FDA Risk Communication Advisory Committee – Public Forum to Discuss Strategic Plan for Risk Communication and Health Literacy
Thank you for this opportunity to speak today. My name is Samantha Watters and I’m Director of Communications and Outreach for the National Center for Health Research. Our Center conducts and scrutinizes medical research to determine what is known and not known about specific treatment and prevention strategies. We do not accept funding from companies that make medical products, so we can be unbiased while focusing on patient-centered and public health perspectives.
We then translate that complicated information into plain language so that patients, consumers, media, and policy makers will understand it.
My background is an unusual one with degrees in Biochemistry, English, and Public Health with a focus in Health Communication. I’ve also written health communication materials at the NIH. I am well aware that great scientists don’t necessarily know how to communicate that science to the public. That is our Center’s challenge, as well as the FDA’s challenge.
After reviewing the draft Strategic Plan and numerous current FDA documents, we have several suggestions.
- FDA needs more staff who are extensively trained in plain language communication –going beyond the standard computer-based training course that everyone has to take and no one reads. FDA materials do not seem to reflect best practices in health communications. I don’t know why that is, but there is a lot of room for improvement. I will say that the FDA’s Office of Women’s Health seems to do a better job of communicating to patients, and other staff at FDA could possibly learn from them and from colleagues at the NIH.
- You mention consistency in branding, formatting, and communications coming from FDA, with an understanding of all your potential communication channels. This is good, but while consistency is important, part of tailoring your message to your target audience means varying format, as well as method of dissemination. Many of your current educational materials are not easy to find online or readily accessible, and those that are easy to find are not always easy to read. A lot of people don’t like to read at all, or don’t read well. That’s why it is important to communicate risk information at the 5th grade or 8th grade level. The FDA has not been doing that.
- FDA communications to patients need more graphics and fewer words. Just adding a graphic doesn’t necessarily help if it is still full of words, too busy or confusing, or not colorful or engaging. This is also going to change based on the age of your audience, since the size and color of a font, both on paper and on a screen, is crucial for the aging population. There is also a tendency to include a lot of information because, of course, there is so much to know. However, the more focused your piece can be, the better. The more complicated it is, the less likely someone will be to read it at all, let alone to retain what they’ve read.

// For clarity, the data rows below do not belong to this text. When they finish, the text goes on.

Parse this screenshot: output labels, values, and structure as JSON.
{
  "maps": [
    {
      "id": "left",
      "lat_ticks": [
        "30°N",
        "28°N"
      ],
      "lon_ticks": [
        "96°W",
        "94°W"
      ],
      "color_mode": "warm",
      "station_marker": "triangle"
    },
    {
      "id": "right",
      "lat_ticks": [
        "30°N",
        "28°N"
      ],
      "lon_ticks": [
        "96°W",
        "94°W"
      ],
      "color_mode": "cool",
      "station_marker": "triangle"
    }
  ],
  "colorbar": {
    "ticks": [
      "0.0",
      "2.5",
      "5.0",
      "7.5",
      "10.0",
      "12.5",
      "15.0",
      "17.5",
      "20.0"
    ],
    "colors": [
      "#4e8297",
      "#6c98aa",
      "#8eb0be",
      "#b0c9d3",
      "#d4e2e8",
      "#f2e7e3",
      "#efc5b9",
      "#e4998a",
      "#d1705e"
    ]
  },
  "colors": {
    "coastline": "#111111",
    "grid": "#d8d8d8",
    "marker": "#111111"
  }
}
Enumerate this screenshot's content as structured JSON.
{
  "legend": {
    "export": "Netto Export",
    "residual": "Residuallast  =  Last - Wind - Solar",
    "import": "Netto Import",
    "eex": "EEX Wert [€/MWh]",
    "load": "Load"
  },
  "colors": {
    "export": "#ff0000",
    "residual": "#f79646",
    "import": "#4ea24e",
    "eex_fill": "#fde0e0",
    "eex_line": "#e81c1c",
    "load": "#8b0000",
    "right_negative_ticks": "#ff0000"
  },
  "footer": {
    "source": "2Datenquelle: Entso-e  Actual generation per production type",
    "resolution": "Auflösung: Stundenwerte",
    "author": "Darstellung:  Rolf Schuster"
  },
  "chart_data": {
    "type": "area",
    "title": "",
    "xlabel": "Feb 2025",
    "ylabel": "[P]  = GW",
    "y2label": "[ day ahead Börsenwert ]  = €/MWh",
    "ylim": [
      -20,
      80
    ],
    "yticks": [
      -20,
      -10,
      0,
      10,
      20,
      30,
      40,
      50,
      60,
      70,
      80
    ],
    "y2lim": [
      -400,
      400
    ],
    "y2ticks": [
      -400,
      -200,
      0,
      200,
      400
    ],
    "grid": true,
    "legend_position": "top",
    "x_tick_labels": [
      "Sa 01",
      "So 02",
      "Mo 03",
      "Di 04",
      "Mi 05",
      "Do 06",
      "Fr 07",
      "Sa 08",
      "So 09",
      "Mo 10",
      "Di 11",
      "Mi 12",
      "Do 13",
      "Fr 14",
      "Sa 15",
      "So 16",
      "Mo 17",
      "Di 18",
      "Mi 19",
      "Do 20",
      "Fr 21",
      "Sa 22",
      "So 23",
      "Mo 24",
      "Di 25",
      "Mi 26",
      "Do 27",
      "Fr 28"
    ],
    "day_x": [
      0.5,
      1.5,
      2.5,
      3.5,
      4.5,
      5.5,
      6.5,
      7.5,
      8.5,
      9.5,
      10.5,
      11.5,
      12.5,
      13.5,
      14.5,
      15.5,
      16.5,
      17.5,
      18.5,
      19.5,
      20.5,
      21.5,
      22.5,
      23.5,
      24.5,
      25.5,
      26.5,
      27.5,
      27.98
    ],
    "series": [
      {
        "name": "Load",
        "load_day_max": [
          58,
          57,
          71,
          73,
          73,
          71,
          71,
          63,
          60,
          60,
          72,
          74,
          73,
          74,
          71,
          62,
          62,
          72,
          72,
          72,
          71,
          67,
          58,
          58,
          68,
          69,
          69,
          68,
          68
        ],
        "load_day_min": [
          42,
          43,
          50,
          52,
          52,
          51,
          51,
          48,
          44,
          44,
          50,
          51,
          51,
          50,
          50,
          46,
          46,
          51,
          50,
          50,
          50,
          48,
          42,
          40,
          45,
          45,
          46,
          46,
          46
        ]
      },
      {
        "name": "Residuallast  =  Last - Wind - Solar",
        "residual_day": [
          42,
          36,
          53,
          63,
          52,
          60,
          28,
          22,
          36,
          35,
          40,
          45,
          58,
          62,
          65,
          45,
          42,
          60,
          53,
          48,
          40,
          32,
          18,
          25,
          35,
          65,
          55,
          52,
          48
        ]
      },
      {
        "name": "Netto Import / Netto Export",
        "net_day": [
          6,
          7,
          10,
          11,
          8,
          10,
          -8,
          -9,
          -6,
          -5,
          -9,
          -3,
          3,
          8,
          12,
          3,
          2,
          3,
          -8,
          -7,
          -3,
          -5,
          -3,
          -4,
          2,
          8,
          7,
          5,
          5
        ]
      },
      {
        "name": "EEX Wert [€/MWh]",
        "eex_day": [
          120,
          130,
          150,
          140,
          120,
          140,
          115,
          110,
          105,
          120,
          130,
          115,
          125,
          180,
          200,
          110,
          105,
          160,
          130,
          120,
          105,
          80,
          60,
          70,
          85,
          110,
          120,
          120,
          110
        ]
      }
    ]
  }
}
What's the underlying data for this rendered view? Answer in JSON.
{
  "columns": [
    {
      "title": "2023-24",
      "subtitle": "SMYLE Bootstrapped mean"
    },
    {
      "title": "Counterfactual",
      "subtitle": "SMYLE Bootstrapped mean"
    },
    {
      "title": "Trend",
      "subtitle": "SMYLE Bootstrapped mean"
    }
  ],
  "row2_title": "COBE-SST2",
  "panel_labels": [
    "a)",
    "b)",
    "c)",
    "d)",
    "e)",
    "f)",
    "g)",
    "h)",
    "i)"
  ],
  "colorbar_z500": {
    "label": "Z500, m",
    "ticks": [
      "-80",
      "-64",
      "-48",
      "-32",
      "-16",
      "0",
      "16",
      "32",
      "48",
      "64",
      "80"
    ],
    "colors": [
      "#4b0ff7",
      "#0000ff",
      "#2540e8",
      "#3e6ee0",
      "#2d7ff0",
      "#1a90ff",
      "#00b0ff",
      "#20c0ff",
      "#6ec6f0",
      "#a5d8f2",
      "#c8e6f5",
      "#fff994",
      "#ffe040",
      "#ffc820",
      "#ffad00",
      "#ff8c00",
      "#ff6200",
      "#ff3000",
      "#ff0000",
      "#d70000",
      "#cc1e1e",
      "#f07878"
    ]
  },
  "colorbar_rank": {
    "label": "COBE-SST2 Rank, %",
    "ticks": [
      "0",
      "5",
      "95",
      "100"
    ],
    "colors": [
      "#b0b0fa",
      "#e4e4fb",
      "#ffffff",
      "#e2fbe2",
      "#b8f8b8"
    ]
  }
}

- A major problem for FDA communication is how it has become increasingly promotional, rather than providing objective information about the products that the FDA regulates. Academic researchers have been studying FDA press releases and other materials, and concluded that FDA press releases often are used for promotional purposes and that doctors and patients misunderstand the content. The underlying message for many FDA press releases is that the FDA has done something wonderful by approving this new product, and the company has done something wonderful by making it. Information about risks or restrictions are downplayed. For example, when the FDA approves a drug through the “breakthrough” pathway, the use of the term “breakthrough” in the press release makes the media and the public think this is the best drug available. The FDA does not adequately convey all the unknowns about breakthrough drugs, which are often approved based on smaller, shorter term studies of surrogate endpoints, rather than clinically relevant benefits, such as living longer or spending fewer days in the hospital.
Sadly, when drugs or devices are found to have life-threatening side effects, the FDA is not likely to send out a press release to warn doctors or patients in a way that gets their attention. For example, if a product has a brand name, it should be prominently used in those warnings so that patients will know what you are talking about. An example of this would be Infuse bone cement. It is approved for use in adults 18 and older, but contraindicated for children. When it was used in spinal surgery with children, several experienced cranial swelling so severe that their faces became terribly engorged, requiring additional surgery. Here are photos of 2 toddlers. And in the next 2 slides are the language that FDA provided years later, to finally warn doctors and patients. You can see how inadequate that warning is. Effectively conveying the actual severity of the risk can help prevent tragic off label uses like this.
- Similarly, FDA needs to do a better job of preventing misleading information and inadequate explanations of risk in direct-to-consumer ads. Requiring companies to list risks doesn’t necessarily tell patients what they need to know, since most patients will not have the health literacy to understand what a lot of those side effects and risks mean. For example, commercials that start the list of warnings with “don’t take this drug if you are allergic to it” is a surefire way to get viewers to tune out, since it is obvious. This is true when listing side effects on a drug ad, in a press release, or on labels required for all prescription drugs and devices. The way risk information is rattled off in TV commercials, for example, is clearly done because it is required, not because the company wants patients to pay attention and understand those risks.
Thank you so much for the opportunity to share our Center’s views with you today.